Changes made compared to the previous version:
- Data is acquired at the maximum ADC rate of 500 ksps
- Raw ADC data is scaled up to int32 from int16 and anti-aliased by a rational resampler. The output data rate is ~20 ksps (2011 ticks at 40 MHz instead of expected 2000 ticks).
- Data is low-pass filtered at 250 Hz by a 6-pole Bessel filter.
- Data is sent to the PC with 32 bit resolution
09/12/2016
The LabVIEW VI's turned out to be way harder to maintain than I anticipated. For this reason, I cleaned up the project by selecting only the files necessary for the fMCG magnetometer to run (reduced the folder size from 1 GB to about 50 MB) and initialized a GitHub repo in the project folder. The project is pushed to this private GitHub repo: https://github.com/lenazh/fMCG-LabView-VIs
09/16/2016
The 32-bit magnetometer LabVIEW VI finally is working. Took several measurements to compare the noise performance of the 16-bit and the 32-bit VIs. Also measured how magnetic is a thermoresistor used in a different experiment in Chamberlain.
Measurements
| Day | Run | Noise | Comment |
|---|---|---|---|
| 2016.09.16 | 25 | 00 | Z mode, 16 bit, with RTD, magnetic noise |
| 2016.09.16 | 25 | 01 | Z mode, 16 bit, with RTD, technical noise |
| 2016.09.16 | 26 | 00 | Z mode, 16 bit, no RTD, magnetic noise |
| 2016.09.16 | 26 | 01 | Z mode, 16 bit, no RTD, technical noise |
| 2016.09.16 | 28 | 00 | Z mode, 32 bit, no RTD, magnetic noise |
| 2016.09.16 | 28 | 01 | Z mode, 32 bit, no RTD, technical noise |
| 2016.09.16 | 32 | 00 | Z mode, 32 bit, with RTD, magnetic noise |
| 2016.09.16 | 32 | 01 | Z mode, 32 bit, with RTD, technical noise |
| 2016.09.16 | 32 | 02 | Z mode, 32 bit, no RTD, electronic noise |
| 2016.08.31 | 14 | 02 | Z mode, Hardware demodulation (SR830) |
| 2016.08.31 | 00 | 02 | Z mode, 16 bit, no RTD, electronic noise |
RTD
The RTD (model) doesn't seem to be magnetic.
Noise comparison
PSD
The 32-bit version performs as good as the hardware lock-in. For some reason, the hardware lock-in PSD noise increases for higher frequencies, and for the 32-bit FPGA lockin it doesn't. The 32-bit version has 50 times smaller noise level than the 16-bit version.

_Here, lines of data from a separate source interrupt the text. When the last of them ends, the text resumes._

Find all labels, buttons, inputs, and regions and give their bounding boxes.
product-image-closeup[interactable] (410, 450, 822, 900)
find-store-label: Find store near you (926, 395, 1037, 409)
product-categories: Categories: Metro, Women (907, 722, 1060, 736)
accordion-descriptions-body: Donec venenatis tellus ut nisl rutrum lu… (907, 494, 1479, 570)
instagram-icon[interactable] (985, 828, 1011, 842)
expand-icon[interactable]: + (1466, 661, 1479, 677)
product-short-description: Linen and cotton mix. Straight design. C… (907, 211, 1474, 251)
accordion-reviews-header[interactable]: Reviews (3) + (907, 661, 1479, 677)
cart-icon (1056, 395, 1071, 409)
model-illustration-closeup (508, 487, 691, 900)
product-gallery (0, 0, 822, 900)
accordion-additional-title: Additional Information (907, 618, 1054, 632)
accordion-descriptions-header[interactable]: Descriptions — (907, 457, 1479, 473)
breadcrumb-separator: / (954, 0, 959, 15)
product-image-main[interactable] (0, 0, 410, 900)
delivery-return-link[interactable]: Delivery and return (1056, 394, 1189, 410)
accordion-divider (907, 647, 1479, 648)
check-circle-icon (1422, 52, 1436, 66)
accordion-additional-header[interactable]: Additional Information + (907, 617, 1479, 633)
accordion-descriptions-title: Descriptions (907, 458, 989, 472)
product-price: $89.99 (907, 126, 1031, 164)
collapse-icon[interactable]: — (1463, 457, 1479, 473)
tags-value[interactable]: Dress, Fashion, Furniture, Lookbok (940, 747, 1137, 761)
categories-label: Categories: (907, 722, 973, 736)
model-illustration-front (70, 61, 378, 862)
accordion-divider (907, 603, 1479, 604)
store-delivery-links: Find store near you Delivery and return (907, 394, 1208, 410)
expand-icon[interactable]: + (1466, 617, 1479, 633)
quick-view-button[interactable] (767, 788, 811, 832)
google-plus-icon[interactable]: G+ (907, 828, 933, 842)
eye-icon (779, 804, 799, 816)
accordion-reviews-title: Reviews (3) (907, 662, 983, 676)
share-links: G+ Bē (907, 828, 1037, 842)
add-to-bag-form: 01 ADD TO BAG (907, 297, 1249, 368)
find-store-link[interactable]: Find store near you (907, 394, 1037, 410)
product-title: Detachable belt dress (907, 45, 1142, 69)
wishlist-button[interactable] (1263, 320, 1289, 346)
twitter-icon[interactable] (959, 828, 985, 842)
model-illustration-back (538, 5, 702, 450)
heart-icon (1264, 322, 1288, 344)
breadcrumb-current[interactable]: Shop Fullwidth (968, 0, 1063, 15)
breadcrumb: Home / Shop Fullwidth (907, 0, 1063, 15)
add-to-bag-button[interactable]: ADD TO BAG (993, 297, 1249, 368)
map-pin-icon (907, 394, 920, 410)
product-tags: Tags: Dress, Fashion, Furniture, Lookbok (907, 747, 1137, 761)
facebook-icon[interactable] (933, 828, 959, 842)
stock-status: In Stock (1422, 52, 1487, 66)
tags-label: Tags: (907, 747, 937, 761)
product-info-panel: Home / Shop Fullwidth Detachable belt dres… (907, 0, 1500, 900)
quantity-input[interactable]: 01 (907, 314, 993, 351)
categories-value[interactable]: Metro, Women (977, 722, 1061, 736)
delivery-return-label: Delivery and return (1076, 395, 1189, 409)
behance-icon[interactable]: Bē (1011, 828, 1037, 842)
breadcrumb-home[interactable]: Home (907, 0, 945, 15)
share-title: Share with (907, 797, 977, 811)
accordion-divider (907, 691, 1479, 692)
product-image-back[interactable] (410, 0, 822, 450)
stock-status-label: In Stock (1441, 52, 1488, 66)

NoiseCompare(day='2016.08.31', run='14', noise='02', bs=1, Chan=1, direc='Y', label='Elec, Hardware demod/filter', ver='v16', fmax=200, radresp=0, calib=2e-06, Ipr=0.0001, psn=0); NoiseCompare(day='2016.08.31', run='00', noise='02', bs=1, Chan=1, direc='Y', label='Elec, LV demod/filter 16 bit', ver='v16', fmax=200, radresp=0, calib=2e-06, Ipr=0.0001, psn=0); NoiseCompare(day='2016.09.16', run='32', noise='02', bs=1, Chan=1, direc='Y', label='Elec, LV demod/filter 32 bit', ver='v16', fmax=200, radresp=0, calib=2e-06, Ipr=0.0001, psn=0);
The data is acquired at the sampling rate of 500 ksps, and then averaged to approximately 200 sps (final FPGA filter has fc=180 Hz). This should improve the bit resolution by a factor of Sqrt(500 ksps/200 sps) = Sqrt(2500) = 50 (6-7 bits).
The estimated gain was 25 μV/fT. The LSB voltage step is 300 μV, the effective LSB after averaging should be 300/50 = 6 μV = 0.25 fT.
Filtering/digitization
The digitization of the signal is not visible in the 32 bit version.
16 bit FPGA filtering
32 bit FPGA filtering
Issues with the 32-bit magnetometer
- [FIXED] 16-bit and 32-bit versions return substantially different (20-50%) magnetic field response to both Y and Z fields in Z-mode, although the sensor conditions are the same. 32-bit version reports increased gain for the Y signals, and decreased gain for the X signals
- The op-amp phase response rolls for 32-bit version for about 30 degrees in 0-200 Hz; the phase is flat in the 16-bit version. The phase behavior could be caused by a 0.5ms delay between the reference data and the input data.
- [FIXED] The op-amp response: phase at zero frequency is flipped by 180 degrees in 32 bit version
- [FIXED/not reproduced?] Calibration chirps are cropped too much in the beginning
- Sometimes the subsequent calibration chirps come out at different DC levels. The magnetometer output looks like there is a sudden field jump between the chirps. Sometimes the jumps are larger than the magnetometer range. The jumps seem to be bigger when the field is not completely zeroed. Both 16-bit and 32-bit versions do that.
- [FIXED] Calibration chirps go too far out in the frequency domain and reach 1kHz, the modulation frequency. This causes the X field to not be demodulated incorrectly. Both 16-bit and 32-bit versions do that.